Last year, Maloney and Rep. Gerald E. Connolly (D-Va.) released hundreds of pages of financial documents related to the Trump property from the General Services Administration — the agency that leased the federally owned property to Trump’s company — and estimated that the Trump hotel had received $3.7 million over three years in payments from foreign governments.

Trump and the Oversight Committee reached a deal in September after years of litigation that would finally allow the panel to see a limited range of Trump’s records with Mazars to review his compliance with presidential ethics and disclosure laws.

The records released Monday cover a limited period, but Maloney has requested additional documents from the National Archives, including all documents and communications related to the Trump hotel or hotel stays at Trump-owned properties, documents and communications related to foreign payments to the Trump hotel, and documents and communications related to Chinese or Russian tourism at the Trump hotel or stays by Chinese or Russian officials.

The committee also found that Republican lobbyists with close ties to the Trump administration who were working on behalf of these countries spent tens of thousands at the Trump hotel during the same periods.
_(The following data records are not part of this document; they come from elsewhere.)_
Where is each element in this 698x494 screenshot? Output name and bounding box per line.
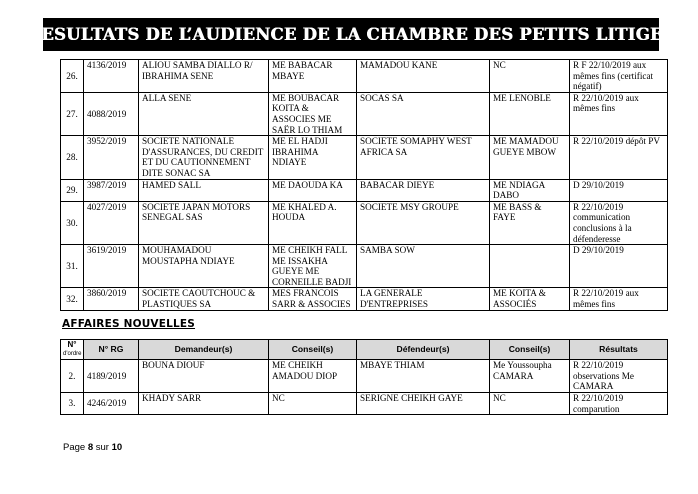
case-demandeur: BOUNA DIOUF — [139, 360, 269, 393]
case-number: 28. — [61, 136, 84, 179]
case-conseil-demandeur: ME DAOUDA KA — [269, 179, 357, 201]
continued-results-table — [60, 59, 668, 311]
case-resultat: D 29/10/2019 — [570, 245, 668, 288]
case-resultat: R 22/10/2019 observations Me CAMARA — [570, 360, 668, 393]
case-conseil-defendeur: ME NDIAGA DABO — [490, 179, 570, 201]
case-defendeur: SAMBA SOW — [357, 245, 490, 288]
case-conseil-demandeur: ME EL HADJI IBRAHIMA NDIAYE — [269, 136, 357, 179]
case-defendeur: SOCAS SA — [357, 92, 490, 135]
case-conseil-demandeur: ME KHALED A. HOUDA — [269, 201, 357, 244]
case-demandeur: ALIOU SAMBA DIALLO R/ IBRAHIMA SENE — [139, 60, 269, 93]
case-conseil-demandeur: MES FRANCOIS SARR & ASSOCIES — [269, 288, 357, 310]
case-demandeur: HAMED SALL — [139, 179, 269, 201]
case-conseil-defendeur: NC — [490, 393, 570, 415]
table-row — [61, 288, 668, 310]
case-conseil-defendeur: ME BASS & FAYE — [490, 201, 570, 244]
case-conseil-demandeur: ME CHEIKH FALL ME ISSAKHA GUEYE ME CORNEILLE BADJI — [269, 245, 357, 288]
case-demandeur: MOUHAMADOU MOUSTAPHA NDIAYE — [139, 245, 269, 288]
case-rg: 3860/2019 — [84, 288, 139, 310]
case-demandeur: SOCIETE JAPAN MOTORS SENEGAL SAS — [139, 201, 269, 244]
case-rg: 4088/2019 — [84, 92, 139, 135]
table-row — [61, 179, 668, 201]
case-conseil-demandeur: ME BOUBACAR KOITA & ASSOCIES ME SAËR LO THIAM — [269, 92, 357, 135]
case-rg: 4027/2019 — [84, 201, 139, 244]
case-number: 3. — [61, 393, 84, 415]
case-defendeur: SERIGNE CHEIKH GAYE — [357, 393, 490, 415]
case-defendeur: MAMADOU KANE — [357, 60, 490, 93]
table-row — [61, 393, 668, 415]
case-conseil-defendeur: ME LENOBLE — [490, 92, 570, 135]
case-rg: 3987/2019 — [84, 179, 139, 201]
case-conseil-defendeur: ME KOITA & ASSOCIÉS — [490, 288, 570, 310]
case-demandeur: KHADY SARR — [139, 393, 269, 415]
table-row — [61, 245, 668, 288]
case-resultat: R 22/10/2019 dépôt PV — [570, 136, 668, 179]
case-conseil-defendeur: Me Youssoupha CAMARA — [490, 360, 570, 393]
header-conseil-demandeur: Conseil(s) — [269, 340, 357, 360]
case-demandeur: SOCIETE CAOUTCHOUC & PLASTIQUES SA — [139, 288, 269, 310]
new-cases-table — [60, 339, 668, 415]
table-row — [61, 360, 668, 393]
case-conseil-defendeur: ME MAMADOU GUEYE MBOW — [490, 136, 570, 179]
case-number: 26. — [61, 60, 84, 93]
case-number: 30. — [61, 201, 84, 244]
table-row — [61, 136, 668, 179]
case-conseil-demandeur: NC — [269, 393, 357, 415]
case-number: 32. — [61, 288, 84, 310]
header-conseil-defendeur: Conseil(s) — [490, 340, 570, 360]
case-rg: 4189/2019 — [84, 360, 139, 393]
case-conseil-demandeur: ME BABACAR MBAYE — [269, 60, 357, 93]
case-defendeur: SOCIETE MSY GROUPE — [357, 201, 490, 244]
case-number: 31. — [61, 245, 84, 288]
case-resultat: R 22/10/2019 aux mêmes fins — [570, 92, 668, 135]
page-title: RESULTATS DE L’AUDIENCE DE LA CHAMBRE DES PETITS LITIGES — [27, 25, 675, 44]
case-number: 27. — [61, 92, 84, 135]
section-title-affaires-nouvelles: AFFAIRES NOUVELLES — [62, 318, 196, 330]
header-demandeur: Demandeur(s) — [139, 340, 269, 360]
case-defendeur: SOCIETE SOMAPHY WEST AFRICA SA — [357, 136, 490, 179]
case-number: 29. — [61, 179, 84, 201]
page-footer: Page 8 sur 10 — [63, 442, 123, 453]
header-rg: N° RG — [84, 340, 139, 360]
case-resultat: R 22/10/2019 comparution — [570, 393, 668, 415]
case-demandeur: SOCIETE NATIONALE D'ASSURANCES, DU CREDIT ET DU CAUTIONNEMENT DITE SONAC SA — [139, 136, 269, 179]
case-rg: 3619/2019 — [84, 245, 139, 288]
case-resultat: R F 22/10/2019 aux mêmes fins (certificat négatif) — [570, 60, 668, 93]
case-defendeur: LA GENERALE D'ENTREPRISES — [357, 288, 490, 310]
case-resultat: R 22/10/2019 aux mêmes fins — [570, 288, 668, 310]
header-order: N° d'ordre — [61, 340, 84, 360]
table-row — [61, 92, 668, 135]
header-defendeur: Défendeur(s) — [357, 340, 490, 360]
case-conseil-defendeur — [490, 245, 570, 288]
case-conseil-demandeur: ME CHEIKH AMADOU DIOP — [269, 360, 357, 393]
case-resultat: D 29/10/2019 — [570, 179, 668, 201]
table-header-row — [61, 340, 668, 360]
case-rg: 3952/2019 — [84, 136, 139, 179]
table-row — [61, 60, 668, 93]
case-defendeur: BABACAR DIEYE — [357, 179, 490, 201]
case-resultat: R 22/10/2019 communication conclusions à la défenderesse — [570, 201, 668, 244]
case-conseil-defendeur: NC — [490, 60, 570, 93]
table-row — [61, 201, 668, 244]
case-rg: 4136/2019 — [84, 60, 139, 93]
case-number: 2. — [61, 360, 84, 393]
case-demandeur: ALLA SENE — [139, 92, 269, 135]
header-resultat: Résultats — [570, 340, 668, 360]
title-banner — [27, 18, 675, 51]
case-rg: 4246/2019 — [84, 393, 139, 415]
case-defendeur: MBAYE THIAM — [357, 360, 490, 393]
page-number: 8 — [87, 442, 94, 453]
page-total: 10 — [111, 442, 123, 453]
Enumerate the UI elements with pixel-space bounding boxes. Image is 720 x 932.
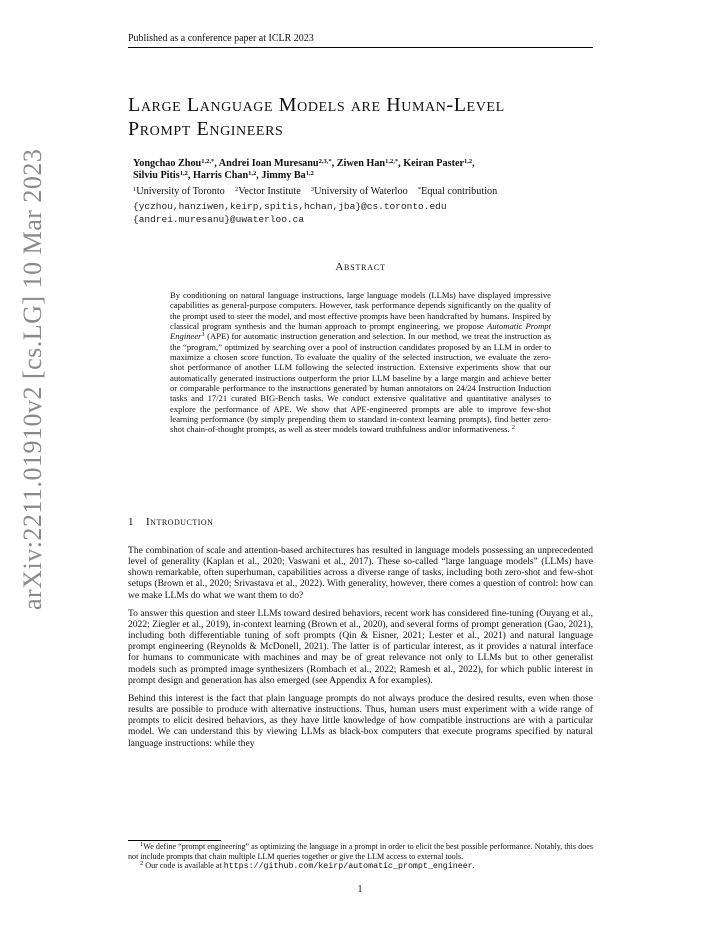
title-line-2: Prompt Engineers <box>128 118 284 140</box>
affiliation-mark: 3 <box>310 186 315 193</box>
affiliation-mark: * <box>417 186 422 193</box>
author-name: Harris Chan <box>192 170 249 181</box>
author-name: Yongchao Zhou <box>133 158 202 169</box>
affiliation: Equal contribution <box>421 186 498 197</box>
paragraph: The combination of scale and attention-based architectures has resulted in language models possessing an unprecedented level of generality (Kaplan et al., 2020; Vaswani et al., 2017). These so-called “large language models” (LLMs) have shown remarkable, often superhuman, capabilities across a diverse range of tasks, including both zero-shot and few-shot setups (Brown et al., 2020; Srivastava et al., 2022). With generality, however, there comes a question of control: how can we make LLMs do what we want them to do? <box>128 545 593 601</box>
footnote <box>128 861 593 872</box>
body-text <box>128 545 593 756</box>
page-number: 1 <box>357 884 363 895</box>
email-line: {andrei.muresanu}@uwaterloo.ca <box>133 214 305 225</box>
abstract-text-part: (APE) for automatic instruction generation and selection. In our method, we treat the instruction as the “program,” optimized by searching over a pool of instruction candidates proposed by an LLM in order to maximize a chosen score function. To evaluate the quality of the selected instruction, we evaluate the zero-shot performance of another LLM following the selected instruction. Extensive experiments show that our automatically generated instructions outperform the prior LLM baseline by a large margin and achieve better or comparable performance to the instructions generated by human annotators on 24/24 Instruction Induction tasks and 17/21 curated BIG-Bench tasks. We conduct extensive qualitative and quantitative analyses to explore the performance of APE. We show that APE-engineered prompts are able to improve few-shot learning performance (by simply prepending them to standard in-context learning prompts), find better zero-shot chain-of-thought prompts, as well as steer models toward truthfulness and/or informativeness. <box>170 331 551 435</box>
author-name: Andrei Ioan Muresanu <box>218 158 319 169</box>
running-header: Published as a conference paper at ICLR 2023 <box>128 33 593 48</box>
footnote <box>128 842 593 861</box>
affiliation-mark: 2 <box>234 186 239 193</box>
footnote-mark: 1 <box>201 331 205 339</box>
arxiv-identifier: arXiv:2211.01910v2 [cs.LG] 10 Mar 2023 <box>18 148 47 610</box>
abstract-text <box>170 290 551 435</box>
section-number: 1 <box>128 516 134 528</box>
author-affiliation-mark: 1,2 <box>179 170 188 177</box>
author-affiliation-mark: 1,2 <box>464 158 473 165</box>
section-title: Introduction <box>146 516 214 528</box>
footnote-mark: 2 <box>511 424 516 432</box>
author-name: Jimmy Ba <box>261 170 306 181</box>
email-line: {yczhou,hanziwen,keirp,spitis,hchan,jba}@cs.toronto.edu <box>133 201 447 212</box>
affiliations <box>133 186 603 198</box>
author-affiliation-mark: 2,3,* <box>318 158 332 165</box>
footnote-text: Our code is available at <box>145 861 224 871</box>
affiliation-mark: 1 <box>133 186 137 193</box>
footnote-mark: 2 <box>140 860 144 868</box>
footnote-text: We define “prompt engineering” as optimizing the language in a prompt in order to elicit the best possible performance. Notably, this does not include prompts that chain multiple LLM queries together or give the LLM access to external tools. <box>128 842 593 861</box>
code-repository-link[interactable]: https://github.com/keirp/automatic_prompt_engineer <box>223 862 473 872</box>
affiliation: Vector Institute <box>238 186 301 197</box>
author-name: Ziwen Han <box>336 158 386 169</box>
author-name: Keiran Paster <box>403 158 465 169</box>
method-name: Automatic Prompt Engineer <box>170 321 551 342</box>
author-affiliation-mark: 1,2 <box>305 170 314 177</box>
footnotes <box>128 842 593 872</box>
paragraph: To answer this question and steer LLMs toward desired behaviors, recent work has considered fine-tuning (Ouyang et al., 2022; Ziegler et al., 2019), in-context learning (Brown et al., 2020), and several forms of prompt generation (Gao, 2021), including both differentiable tuning of soft prompts (Qin & Eisner, 2021; Lester et al., 2021) and natural language prompt engineering (Reynolds & McDonell, 2021). The latter is of particular interest, as it provides a natural interface for humans to communicate with machines and may be of great relevance not only to LLMs but to other generalist models such as prompted image synthesizers (Rombach et al., 2022; Ramesh et al., 2022), for which public interest in prompt design and generation has also emerged (see Appendix A for examples). <box>128 607 593 686</box>
author-affiliation-mark: 1,2 <box>248 170 257 177</box>
author-list: Yongchao Zhou$^{1,2,*}$, Andrei Ioan Muresanu$^{2,3,*}$, Ziwen Han$^{1,2,*}$, Keiran Paster$^{1,2}$, Silviu Pitis$^{1,2}$, Harris Chan$^{1,2}$, Jimmy Ba$^{1,2}$ <box>133 158 475 181</box>
abstract-text-part: By conditioning on natural language instructions, large language models (LLMs) have displayed impressive capabilities as general-purpose computers. However, task performance depends significantly on the quality of the prompt used to steer the model, and most effective prompts have been handcrafted by humans. Inspired by classical program synthesis and the human approach to prompt engineering, we propose <box>170 290 551 332</box>
section-heading <box>128 516 213 528</box>
author-affiliation-mark: 1,2,* <box>201 158 215 165</box>
footnote-text: . <box>472 861 475 871</box>
affiliation: University of Toronto <box>136 186 225 197</box>
paper-title <box>128 93 608 141</box>
footnote-mark: 1 <box>140 841 144 848</box>
author-emails <box>133 200 603 226</box>
author-name: Silviu Pitis <box>133 170 180 181</box>
affiliation: University of Waterloo <box>314 186 408 197</box>
paragraph: Behind this interest is the fact that plain language prompts do not always produce the desired results, even when those results are possible to produce with alternative instructions. Thus, human users must experiment with a wide range of prompts to elicit desired behaviors, as they have little knowledge of how compatible instructions are with a particular model. We can understand this by viewing LLMs as black-box computers that execute programs specified by natural language instructions: while they <box>128 692 593 749</box>
author-affiliation-mark: 1,2,* <box>385 158 399 165</box>
title-line-1: Large Language Models are Human-Level <box>128 94 505 116</box>
abstract-heading: Abstract <box>335 261 386 273</box>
Elliott Broidy, vice chairman of the Trump Victory Committee and vice chairman of the Republican National Committee at the time, stayed at the Trump hotel “for four nights during the Malaysian Delegation visit and spent $5,345 over the course of September 2017,” Maloney wrote to acting archivist Debra Steidel Wall in a letter laying out the committee’s findings. Broidy later pleaded guilty to acting as an unregistered foreign agent and admitted to secretly lobbying the Trump administration on behalf of Malaysian and Chinese interests.